In other words, the colonies became an economic burden, which was the real reason for political independence — not the work of the independence champions in the former colonies. All the best efforts of Norman Manley, for example, might have come to naught were it not for the Second World War.
The late Richard Hart wrote that initially America’s war was with Japan, which had bombed Pearl Harbour. England sought the help of the USA, which had self-government for the colonies as one of their conditions for entering the war.
They were tired of attempting to trade with British colonies to have to go through the red tape of approval from the British Government. That was one offshoot of the war.
Most of the British soldiers were injured although Britain won the war. To rebuild England they invited colonists from the Empire, especially Jamaica. And these colonists went without hindrance to England to live between 1948 and 1961.
While the economic problems of Jamaica might have been solved with some of the population going to England, there was an onset of social problems.
For example, of all the students who gave real trouble at Jamaica College, as indeed all high schools in the 1960s when I was a student there, more than half of them had been left behind by their parents who had gone abroad to make life better. They were eagerly waiting for their parents to send for them.
The war brought about the start of manufactured items in Jamaica. Things that simply could not be imported because of the war caused many Jamaicans to “tun hand mek fashion”.

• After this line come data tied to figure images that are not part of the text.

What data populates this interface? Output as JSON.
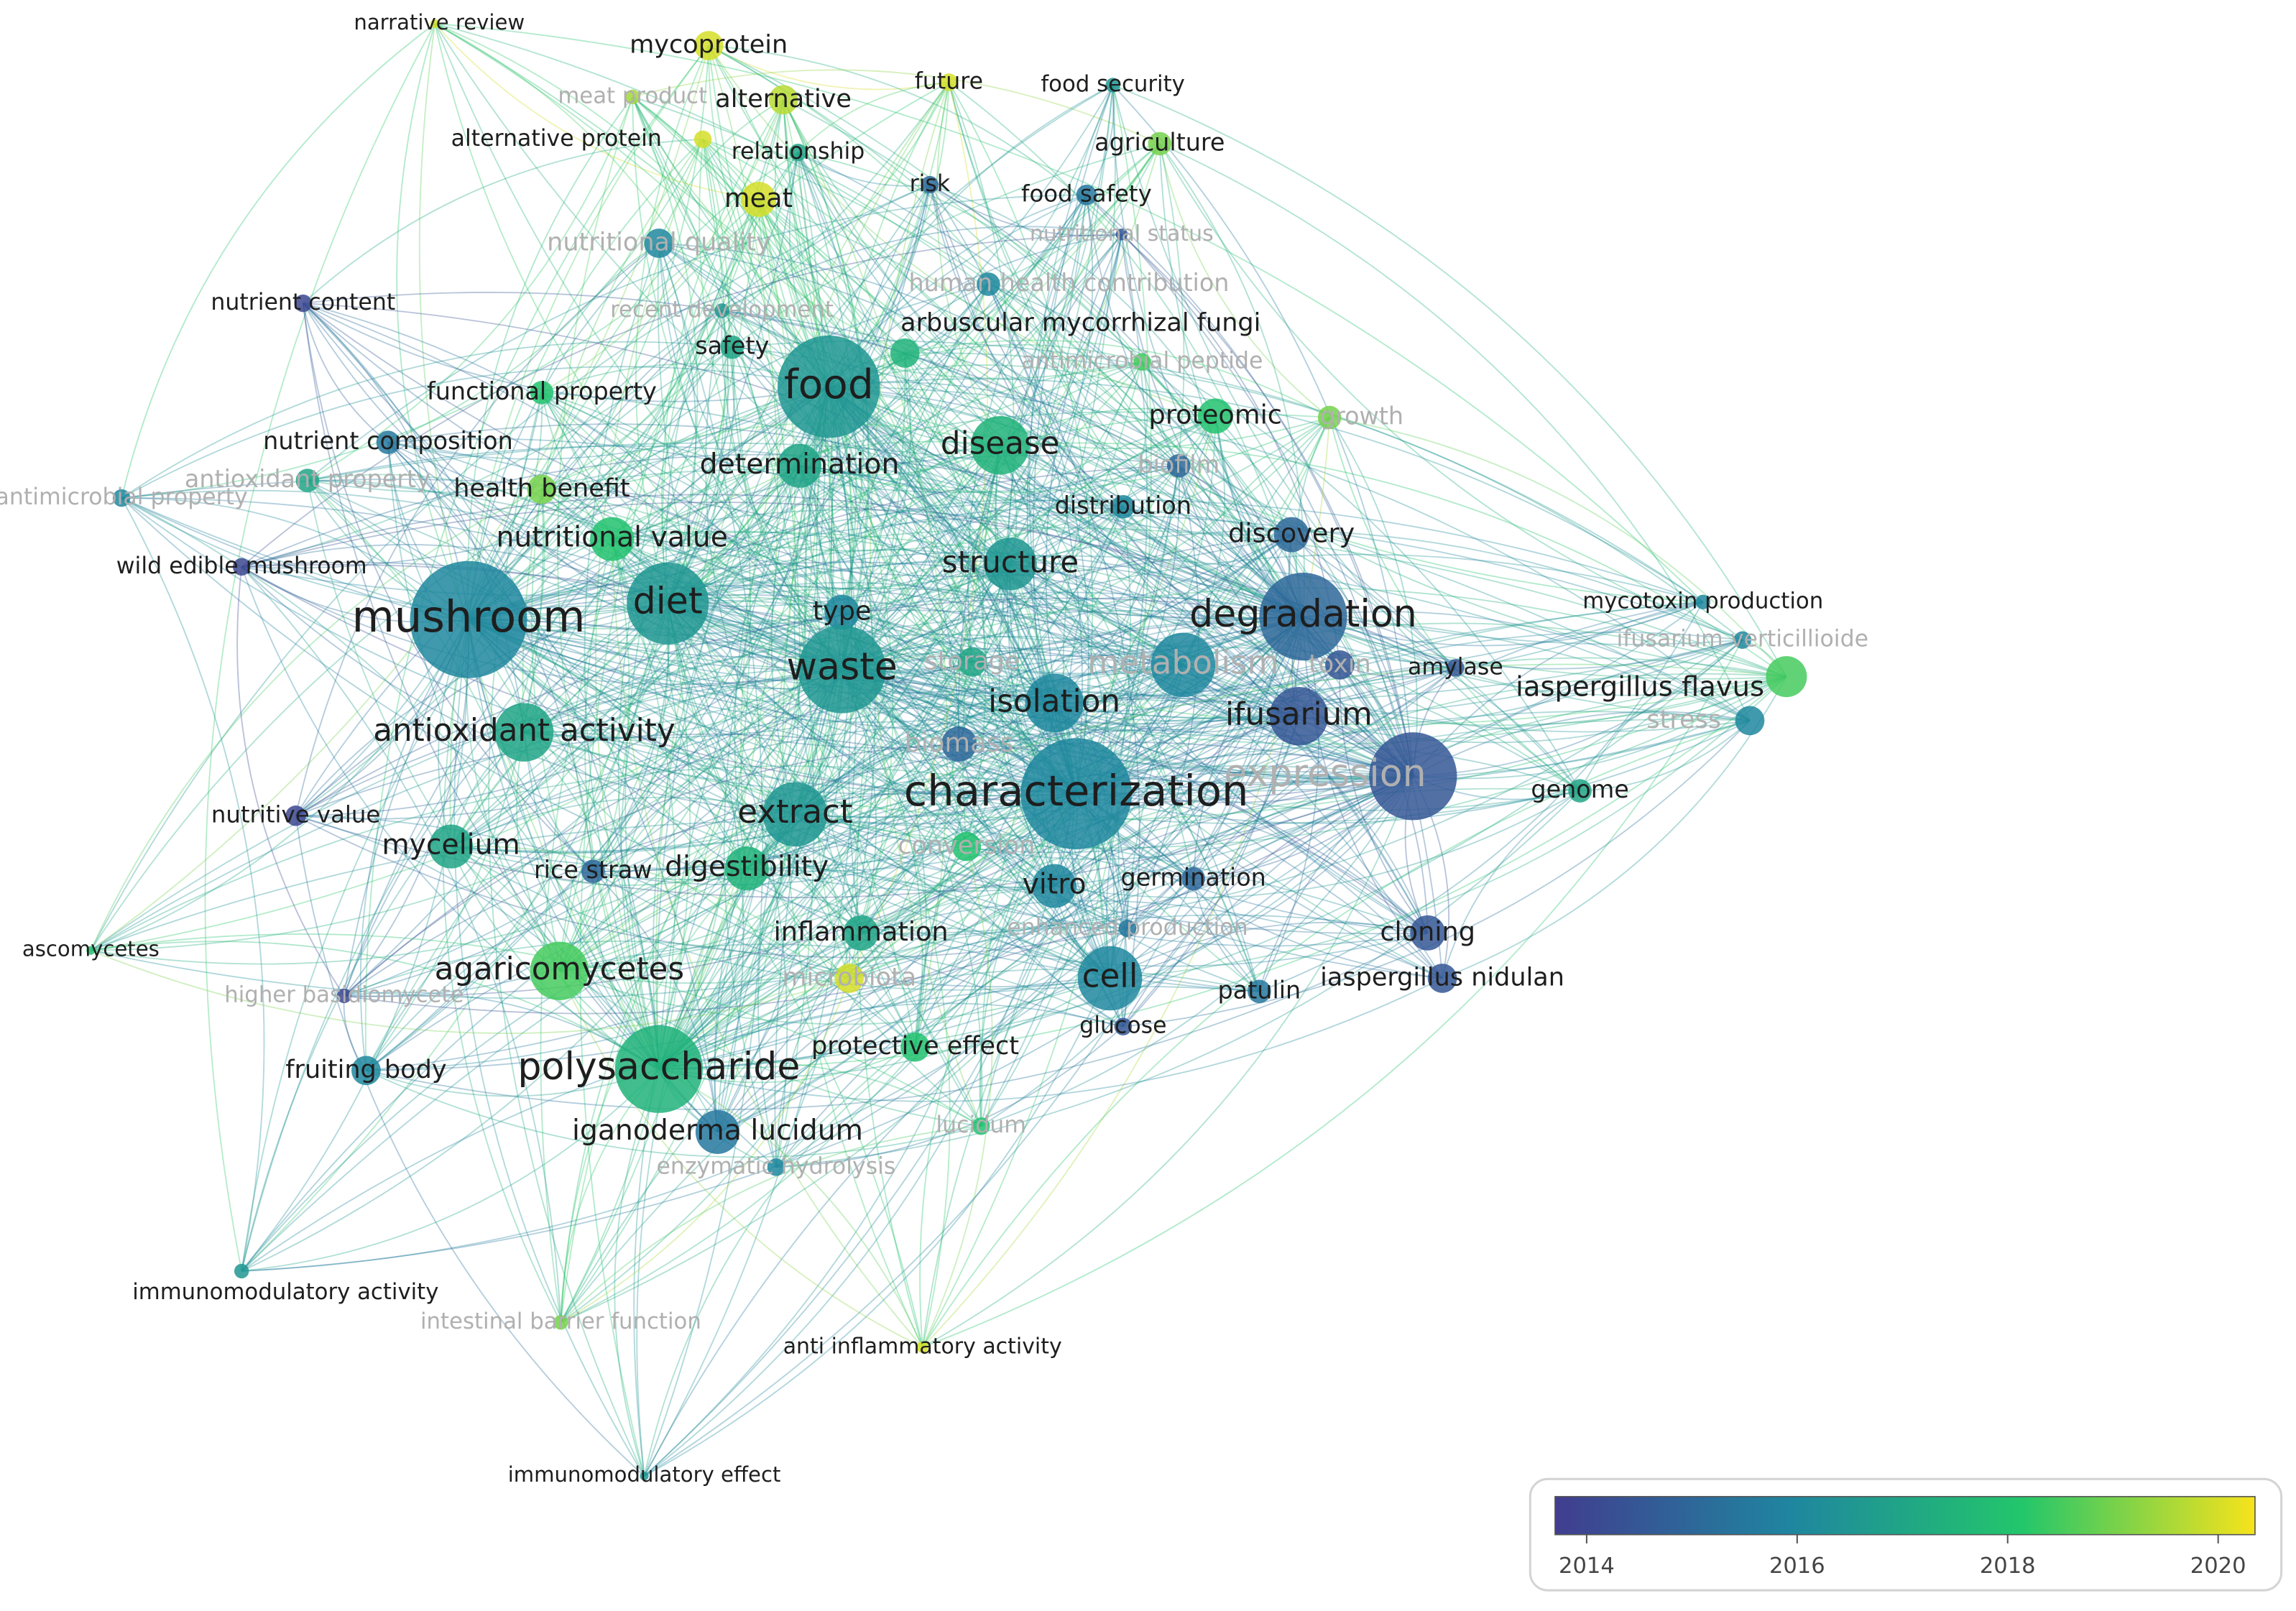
{
  "nodes": [
    {
      "label": "narrative review",
      "year": 2020,
      "weight": 3
    },
    {
      "label": "mycoprotein",
      "year": 2020,
      "weight": 10
    },
    {
      "label": "meat product",
      "year": 2019.5,
      "weight": 5,
      "dim": true
    },
    {
      "label": "alternative",
      "year": 2019.7,
      "weight": 10
    },
    {
      "label": "future",
      "year": 2020,
      "weight": 6
    },
    {
      "label": "food security",
      "year": 2016.5,
      "weight": 5
    },
    {
      "label": "alternative protein",
      "year": 2020,
      "weight": 6
    },
    {
      "label": "relationship",
      "year": 2017,
      "weight": 6
    },
    {
      "label": "agriculture",
      "year": 2019,
      "weight": 8
    },
    {
      "label": "meat",
      "year": 2020,
      "weight": 12
    },
    {
      "label": "risk",
      "year": 2015,
      "weight": 6
    },
    {
      "label": "food safety",
      "year": 2015.5,
      "weight": 7
    },
    {
      "label": "nutritional quality",
      "year": 2016,
      "weight": 10,
      "dim": true
    },
    {
      "label": "nutritional status",
      "year": 2014.5,
      "weight": 4,
      "dim": true
    },
    {
      "label": "human health contribution",
      "year": 2016,
      "weight": 8,
      "dim": true
    },
    {
      "label": "nutrient content",
      "year": 2014,
      "weight": 6
    },
    {
      "label": "recent development",
      "year": 2016.5,
      "weight": 5,
      "dim": true
    },
    {
      "label": "arbuscular mycorrhizal fungi",
      "year": 2017.5,
      "weight": 10
    },
    {
      "label": "safety",
      "year": 2017,
      "weight": 8
    },
    {
      "label": "antimicrobial peptide",
      "year": 2018.5,
      "weight": 6,
      "dim": true
    },
    {
      "label": "food",
      "year": 2016.5,
      "weight": 35
    },
    {
      "label": "functional property",
      "year": 2018,
      "weight": 8
    },
    {
      "label": "proteomic",
      "year": 2018,
      "weight": 12
    },
    {
      "label": "growth",
      "year": 2019,
      "weight": 8,
      "dim": true
    },
    {
      "label": "nutrient composition",
      "year": 2015.5,
      "weight": 8
    },
    {
      "label": "disease",
      "year": 2017.5,
      "weight": 20
    },
    {
      "label": "antioxidant property",
      "year": 2017,
      "weight": 8,
      "dim": true
    },
    {
      "label": "antimicrobial property",
      "year": 2016,
      "weight": 6,
      "dim": true
    },
    {
      "label": "health benefit",
      "year": 2019,
      "weight": 10
    },
    {
      "label": "determination",
      "year": 2017,
      "weight": 15
    },
    {
      "label": "biofilm",
      "year": 2015,
      "weight": 8,
      "dim": true
    },
    {
      "label": "distribution",
      "year": 2016,
      "weight": 8
    },
    {
      "label": "nutritional value",
      "year": 2018,
      "weight": 15
    },
    {
      "label": "discovery",
      "year": 2015,
      "weight": 12
    },
    {
      "label": "wild edible mushroom",
      "year": 2014,
      "weight": 6
    },
    {
      "label": "structure",
      "year": 2016.5,
      "weight": 18
    },
    {
      "label": "mycotoxin production",
      "year": 2016,
      "weight": 5
    },
    {
      "label": "mushroom",
      "year": 2016,
      "weight": 40
    },
    {
      "label": "diet",
      "year": 2016.5,
      "weight": 28
    },
    {
      "label": "type",
      "year": 2016,
      "weight": 12
    },
    {
      "label": "degradation",
      "year": 2015,
      "weight": 30
    },
    {
      "label": "ifusarium verticillioide",
      "year": 2016,
      "weight": 6,
      "dim": true
    },
    {
      "label": "metabolism",
      "year": 2016,
      "weight": 22,
      "dim": true
    },
    {
      "label": "toxin",
      "year": 2014.5,
      "weight": 10,
      "dim": true
    },
    {
      "label": "storage",
      "year": 2017,
      "weight": 10,
      "dim": true
    },
    {
      "label": "waste",
      "year": 2016.5,
      "weight": 30
    },
    {
      "label": "amylase",
      "year": 2014.5,
      "weight": 6
    },
    {
      "label": "iaspergillus flavus",
      "year": 2018.5,
      "weight": 14
    },
    {
      "label": "isolation",
      "year": 2016,
      "weight": 20
    },
    {
      "label": "ifusarium",
      "year": 2014.5,
      "weight": 20
    },
    {
      "label": "stress",
      "year": 2016,
      "weight": 10,
      "dim": true
    },
    {
      "label": "antioxidant activity",
      "year": 2017,
      "weight": 20
    },
    {
      "label": "biomass",
      "year": 2015,
      "weight": 12,
      "dim": true
    },
    {
      "label": "expression",
      "year": 2014.5,
      "weight": 30,
      "dim": true
    },
    {
      "label": "characterization",
      "year": 2016,
      "weight": 38
    },
    {
      "label": "extract",
      "year": 2016.5,
      "weight": 22
    },
    {
      "label": "genome",
      "year": 2017,
      "weight": 8
    },
    {
      "label": "nutritive value",
      "year": 2014,
      "weight": 7
    },
    {
      "label": "mycelium",
      "year": 2017,
      "weight": 15
    },
    {
      "label": "conversion",
      "year": 2018,
      "weight": 10,
      "dim": true
    },
    {
      "label": "rice straw",
      "year": 2015,
      "weight": 8
    },
    {
      "label": "digestibility",
      "year": 2017.5,
      "weight": 15
    },
    {
      "label": "vitro",
      "year": 2016,
      "weight": 15
    },
    {
      "label": "germination",
      "year": 2015,
      "weight": 8
    },
    {
      "label": "cloning",
      "year": 2014.5,
      "weight": 12
    },
    {
      "label": "inflammation",
      "year": 2017,
      "weight": 12
    },
    {
      "label": "enhanced production",
      "year": 2015.5,
      "weight": 6,
      "dim": true
    },
    {
      "label": "ascomycetes",
      "year": 2018,
      "weight": 3
    },
    {
      "label": "agaricomycetes",
      "year": 2018.5,
      "weight": 20
    },
    {
      "label": "cell",
      "year": 2016,
      "weight": 22
    },
    {
      "label": "microbiota",
      "year": 2020,
      "weight": 10,
      "dim": true
    },
    {
      "label": "iaspergillus nidulan",
      "year": 2014.5,
      "weight": 10
    },
    {
      "label": "patulin",
      "year": 2015.5,
      "weight": 8
    },
    {
      "label": "higher basidiomycete",
      "year": 2014,
      "weight": 5,
      "dim": true
    },
    {
      "label": "glucose",
      "year": 2014.5,
      "weight": 6
    },
    {
      "label": "protective effect",
      "year": 2018,
      "weight": 10
    },
    {
      "label": "fruiting body",
      "year": 2016,
      "weight": 10
    },
    {
      "label": "polysaccharide",
      "year": 2017.5,
      "weight": 30
    },
    {
      "label": "iganoderma lucidum",
      "year": 2015.5,
      "weight": 15
    },
    {
      "label": "lucidum",
      "year": 2018,
      "weight": 6,
      "dim": true
    },
    {
      "label": "enzymatic hydrolysis",
      "year": 2016,
      "weight": 6,
      "dim": true
    },
    {
      "label": "immunomodulatory activity",
      "year": 2016.5,
      "weight": 5
    },
    {
      "label": "intestinal barrier function",
      "year": 2019,
      "weight": 5,
      "dim": true
    },
    {
      "label": "anti inflammatory activity",
      "year": 2020,
      "weight": 4
    },
    {
      "label": "immunomodulatory effect",
      "year": 2016.5,
      "weight": 3
    }
  ],
  "legend": {
    "range": [
      2013.7,
      2020.35
    ],
    "ticks": [
      2014,
      2016,
      2018,
      2020
    ],
    "colormap": [
      "#413d8f",
      "#1f85a0",
      "#22c66b",
      "#f7e31b"
    ]
  }
}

The late Madame Rose Leon was the first person to put the ‘Made in Jamaica’ label on manufactured products. Hair oils and hair straighteners could not be accessed during the war, so she acquired certain formulas and made her own. To me, though, it was a sad sign of a lack of self-awareness that the first things to be manufactured in Jamaica were items to straighten hair so that women could ape the Europeans. But that was the origin of manufactured goods in Jamaica.